By Christi Turner @sustainability.love
Somehow I’m at a point in my life as a cyclist that I often have people ask me things like, “how do you ride for so long?” or “how did you make it all the way up there?” The short answer, of course, is training and habit – and let’s not forget finding the right riding kit (chamois, ahem) and keeping a well-tuned bike. And the glue: lots and lots of support from friends and family.
But sometimes I’ll instead answer, “a mile is not a mile.” If there’s one thing I’ve learned, it’s that. Our typical hill training ride up and down Lookout Mountain, for example, is only about 14 miles – but we tuck in nearly 1,700 feet of climbing. Whereas our other go-to, from downtown Denver out to Littleton on the South Platte River Trail, is around 22 miles with hardly 400 feet of vertical (but oh, that steady headwind). If we tack on the jaunt to Chatfield, that makes for about 34 miles round-trip and around 700 feet of climbing. See what I mean?
And then there are factors like wind chill, a soaking rain, icy roads, the numbing of fingers and toes and limbs. Any number of variables can turn a mile into a MILE. My riding partner helps me see the value in every mile, no matter how tortuous: “that’s another experience to put in your bucket, Turner,” he’ll say. That helps me appreciate (most of the time) whatever fresh hell we’re willingly putting ourselves through.
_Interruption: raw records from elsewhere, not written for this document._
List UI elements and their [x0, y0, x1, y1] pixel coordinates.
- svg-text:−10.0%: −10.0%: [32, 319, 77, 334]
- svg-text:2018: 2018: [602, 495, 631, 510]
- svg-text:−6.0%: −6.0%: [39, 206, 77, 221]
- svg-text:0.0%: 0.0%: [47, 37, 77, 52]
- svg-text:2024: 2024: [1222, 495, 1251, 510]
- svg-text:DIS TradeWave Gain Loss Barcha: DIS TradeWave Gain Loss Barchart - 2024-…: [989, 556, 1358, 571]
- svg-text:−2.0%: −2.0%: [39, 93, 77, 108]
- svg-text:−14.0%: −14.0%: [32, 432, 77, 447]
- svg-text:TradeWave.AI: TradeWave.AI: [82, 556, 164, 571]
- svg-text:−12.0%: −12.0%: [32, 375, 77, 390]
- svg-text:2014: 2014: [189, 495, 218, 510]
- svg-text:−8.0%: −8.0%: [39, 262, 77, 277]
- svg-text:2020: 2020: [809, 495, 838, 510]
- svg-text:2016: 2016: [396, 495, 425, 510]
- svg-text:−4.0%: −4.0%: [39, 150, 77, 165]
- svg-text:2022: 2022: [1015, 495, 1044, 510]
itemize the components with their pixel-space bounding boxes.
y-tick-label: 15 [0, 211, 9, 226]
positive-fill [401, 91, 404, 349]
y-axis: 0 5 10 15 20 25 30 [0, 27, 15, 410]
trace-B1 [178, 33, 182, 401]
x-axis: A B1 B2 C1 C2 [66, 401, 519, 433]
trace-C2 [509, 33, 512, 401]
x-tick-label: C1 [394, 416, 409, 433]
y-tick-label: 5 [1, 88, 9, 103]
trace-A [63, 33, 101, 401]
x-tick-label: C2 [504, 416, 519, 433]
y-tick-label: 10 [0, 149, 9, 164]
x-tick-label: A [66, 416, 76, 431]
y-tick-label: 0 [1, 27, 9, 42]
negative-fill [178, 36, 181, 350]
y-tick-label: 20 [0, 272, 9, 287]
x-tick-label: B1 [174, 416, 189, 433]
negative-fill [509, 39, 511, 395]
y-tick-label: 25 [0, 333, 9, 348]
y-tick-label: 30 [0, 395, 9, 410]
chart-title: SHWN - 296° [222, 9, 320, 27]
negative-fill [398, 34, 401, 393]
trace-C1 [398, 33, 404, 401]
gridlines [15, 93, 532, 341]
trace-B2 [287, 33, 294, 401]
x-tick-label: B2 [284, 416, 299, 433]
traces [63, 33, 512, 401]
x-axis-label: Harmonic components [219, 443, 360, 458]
And it definitely helps get through those Big Rides. One of the “biggest” I’ve ever done, in fact, actually turned out to be not-as-big-as-feared, in part thanks to all those various types of miles in the bucket. This Big Ride was Haleakala, one of the most revered climbs in the U.S., on the island of Maui. Haleakala – the name of the mountain and the sleeping volcano in its belly – is a 36-mile steady climb from sea level to 10,351 feet. That’s right: a 10k elevation gain in 36 miles. There’s virtually no place to stop pedaling. There’s a persistent threat of thunderstorms. There’s a temperature range, from bottom to top and back down again, that makes planning the right kit to fit in your back pockets quite tricky. There’s a dense fog around 6,000 feet that doesn’t clear until you literally climb above it around 9000 feet. And there’s a long, long time to keep your mind steady and just keep turning the pedals over.
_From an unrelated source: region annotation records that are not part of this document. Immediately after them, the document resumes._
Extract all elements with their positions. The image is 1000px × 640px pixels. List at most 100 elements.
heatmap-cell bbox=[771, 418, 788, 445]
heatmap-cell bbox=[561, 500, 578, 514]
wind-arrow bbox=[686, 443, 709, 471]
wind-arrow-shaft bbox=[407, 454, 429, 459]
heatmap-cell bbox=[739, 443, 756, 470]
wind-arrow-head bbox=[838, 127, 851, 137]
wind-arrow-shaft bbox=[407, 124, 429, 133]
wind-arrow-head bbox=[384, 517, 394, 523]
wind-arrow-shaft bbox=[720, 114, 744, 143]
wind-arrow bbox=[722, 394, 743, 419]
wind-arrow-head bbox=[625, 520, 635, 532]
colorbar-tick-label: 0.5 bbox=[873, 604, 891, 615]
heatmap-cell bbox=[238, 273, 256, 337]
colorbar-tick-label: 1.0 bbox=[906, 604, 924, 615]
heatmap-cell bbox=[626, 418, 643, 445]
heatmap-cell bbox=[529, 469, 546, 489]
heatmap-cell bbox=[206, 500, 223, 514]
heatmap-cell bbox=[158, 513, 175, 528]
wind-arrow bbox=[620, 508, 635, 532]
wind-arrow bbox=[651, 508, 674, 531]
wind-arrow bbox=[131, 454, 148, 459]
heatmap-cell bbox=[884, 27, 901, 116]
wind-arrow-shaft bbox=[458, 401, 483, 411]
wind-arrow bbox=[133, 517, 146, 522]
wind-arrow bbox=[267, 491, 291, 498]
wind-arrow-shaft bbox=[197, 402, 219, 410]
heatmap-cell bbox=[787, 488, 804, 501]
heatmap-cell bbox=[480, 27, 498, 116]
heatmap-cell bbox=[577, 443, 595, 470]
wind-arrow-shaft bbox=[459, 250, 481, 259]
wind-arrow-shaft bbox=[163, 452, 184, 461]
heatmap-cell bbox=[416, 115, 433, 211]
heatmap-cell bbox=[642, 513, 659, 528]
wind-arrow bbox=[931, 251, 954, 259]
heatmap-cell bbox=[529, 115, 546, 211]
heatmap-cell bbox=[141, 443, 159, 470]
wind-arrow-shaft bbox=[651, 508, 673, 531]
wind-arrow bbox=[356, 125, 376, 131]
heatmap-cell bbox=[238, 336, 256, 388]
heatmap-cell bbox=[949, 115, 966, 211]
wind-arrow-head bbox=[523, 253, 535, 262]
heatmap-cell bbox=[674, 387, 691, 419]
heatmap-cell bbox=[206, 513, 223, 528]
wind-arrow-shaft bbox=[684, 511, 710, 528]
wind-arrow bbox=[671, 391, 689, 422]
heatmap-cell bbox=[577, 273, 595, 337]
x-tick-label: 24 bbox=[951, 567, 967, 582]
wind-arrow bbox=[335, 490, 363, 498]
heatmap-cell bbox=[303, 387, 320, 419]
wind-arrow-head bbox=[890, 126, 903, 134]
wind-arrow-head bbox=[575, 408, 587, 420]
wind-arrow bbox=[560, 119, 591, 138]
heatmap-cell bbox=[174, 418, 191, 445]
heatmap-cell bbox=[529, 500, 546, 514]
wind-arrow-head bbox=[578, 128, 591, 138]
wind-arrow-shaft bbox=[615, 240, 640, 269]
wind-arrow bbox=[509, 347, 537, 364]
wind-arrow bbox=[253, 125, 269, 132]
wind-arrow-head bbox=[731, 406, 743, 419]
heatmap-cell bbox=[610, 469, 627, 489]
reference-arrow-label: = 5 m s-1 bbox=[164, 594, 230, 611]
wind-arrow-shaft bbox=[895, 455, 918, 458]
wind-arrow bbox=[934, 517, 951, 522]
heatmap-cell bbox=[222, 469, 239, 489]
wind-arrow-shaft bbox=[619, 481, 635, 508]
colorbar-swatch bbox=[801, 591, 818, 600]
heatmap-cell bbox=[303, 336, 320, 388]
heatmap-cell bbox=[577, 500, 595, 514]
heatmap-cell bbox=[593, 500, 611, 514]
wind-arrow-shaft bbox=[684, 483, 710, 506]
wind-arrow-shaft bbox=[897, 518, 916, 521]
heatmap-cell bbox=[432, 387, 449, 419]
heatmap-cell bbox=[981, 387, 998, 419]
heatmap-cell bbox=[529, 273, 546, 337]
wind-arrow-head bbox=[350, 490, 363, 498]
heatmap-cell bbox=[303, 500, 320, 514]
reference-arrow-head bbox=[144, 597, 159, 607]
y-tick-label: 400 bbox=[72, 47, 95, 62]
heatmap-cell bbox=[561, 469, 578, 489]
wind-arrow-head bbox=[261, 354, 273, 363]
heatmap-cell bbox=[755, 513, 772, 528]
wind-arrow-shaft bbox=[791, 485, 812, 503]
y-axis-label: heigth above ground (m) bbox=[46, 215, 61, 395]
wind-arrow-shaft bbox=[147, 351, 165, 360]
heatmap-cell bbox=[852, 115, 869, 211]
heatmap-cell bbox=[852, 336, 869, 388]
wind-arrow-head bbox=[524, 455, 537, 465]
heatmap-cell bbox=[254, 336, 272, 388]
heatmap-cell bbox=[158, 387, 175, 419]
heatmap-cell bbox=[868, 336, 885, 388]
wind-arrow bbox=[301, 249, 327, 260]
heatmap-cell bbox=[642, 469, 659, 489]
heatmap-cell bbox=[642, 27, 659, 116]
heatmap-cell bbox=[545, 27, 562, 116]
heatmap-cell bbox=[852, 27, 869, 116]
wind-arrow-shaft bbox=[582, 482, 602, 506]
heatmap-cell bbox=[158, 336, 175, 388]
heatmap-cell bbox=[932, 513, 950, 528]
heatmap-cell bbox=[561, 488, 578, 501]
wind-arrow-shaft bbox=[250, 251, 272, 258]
But even with all that climbing, a mile is not a mile. The average grade on Haleakala is only about 7 percent, which feels almost like a flat if you’ve recently ridden a bunch of 14-plus pitches. And as pure luck would have it, the air was warm and still and the sun was shining for the majority of our ride on the particular day we selected for it (but for the famous foggy section); one day earlier or later and we would have been swimming in storm clouds. We were by and large alone – quite literally the only two cyclists to attempt the climb that day, unless others had started after us and turned back before us (there’s only one way up). Even vehicle traffic was sparse. We had little to worry ourselves with but the stunning views and the passage of time.
Yes, it took a good bit of stamina, I’ll admit. Certainly my mental strength was tested, and mildly on the fritz by the end. But somehow, we topped out. I let myself feel pride when a few aghast car-tourists exclaimed to us, “you came all the way up here on BIKES?” Yes, ma’am.
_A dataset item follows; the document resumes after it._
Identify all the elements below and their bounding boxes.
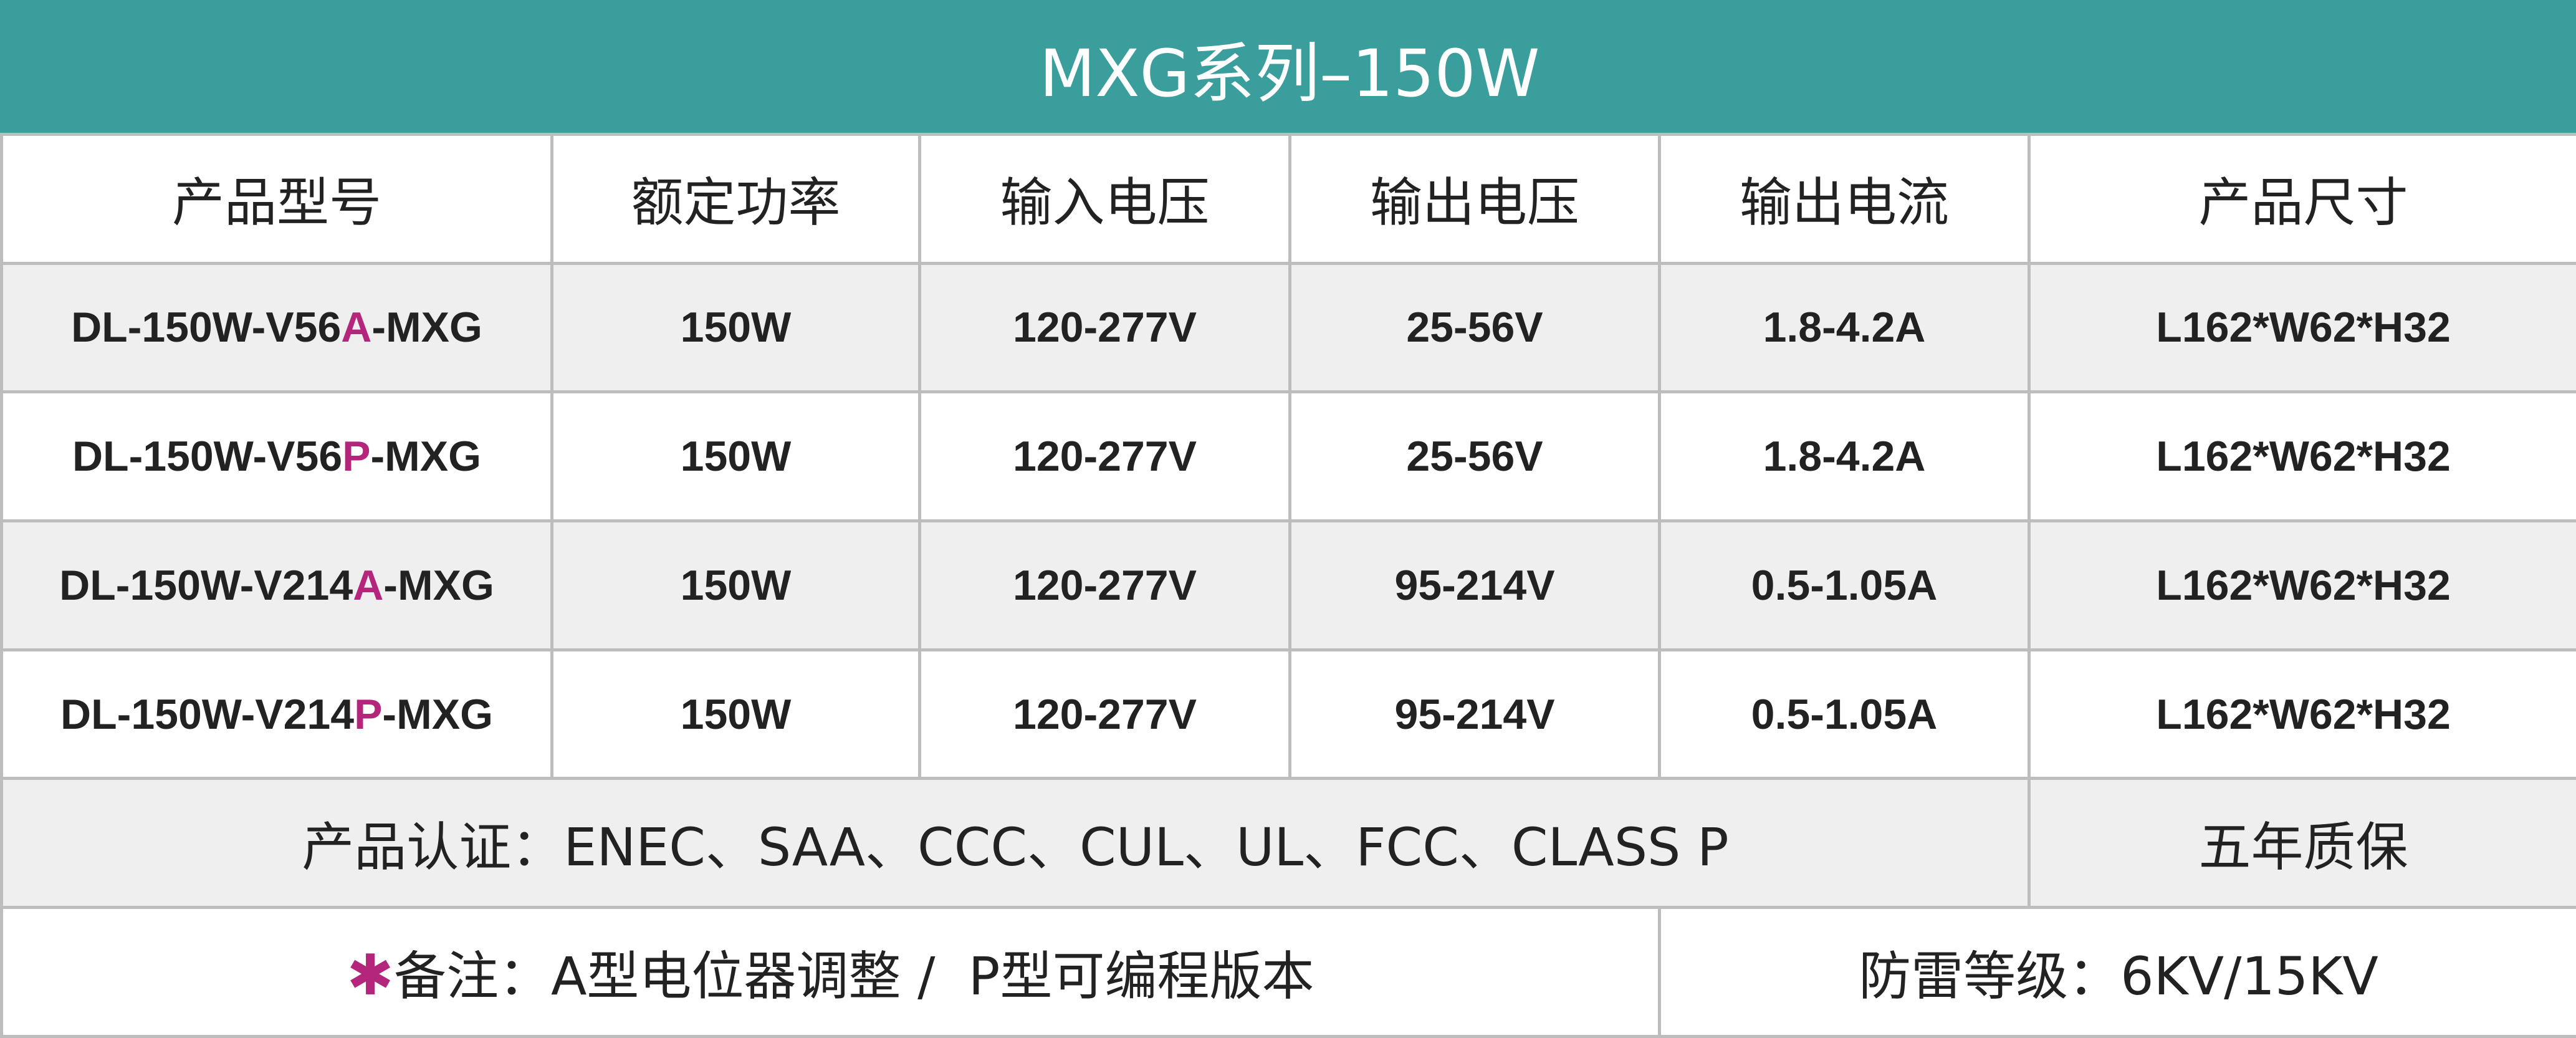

A big, beautiful ride it was; but somehow totally doable – nothing like the West Maui Loop that was supposed to be a “recovery ride,” and instead almost knocked me sideways, with its steep hills, sharp turns, high winds and thick humidity. A mile is not a mile.
And when it came time for the next Big Ride, I could look back at Haleakala as an experience to build on – another one in the bucket.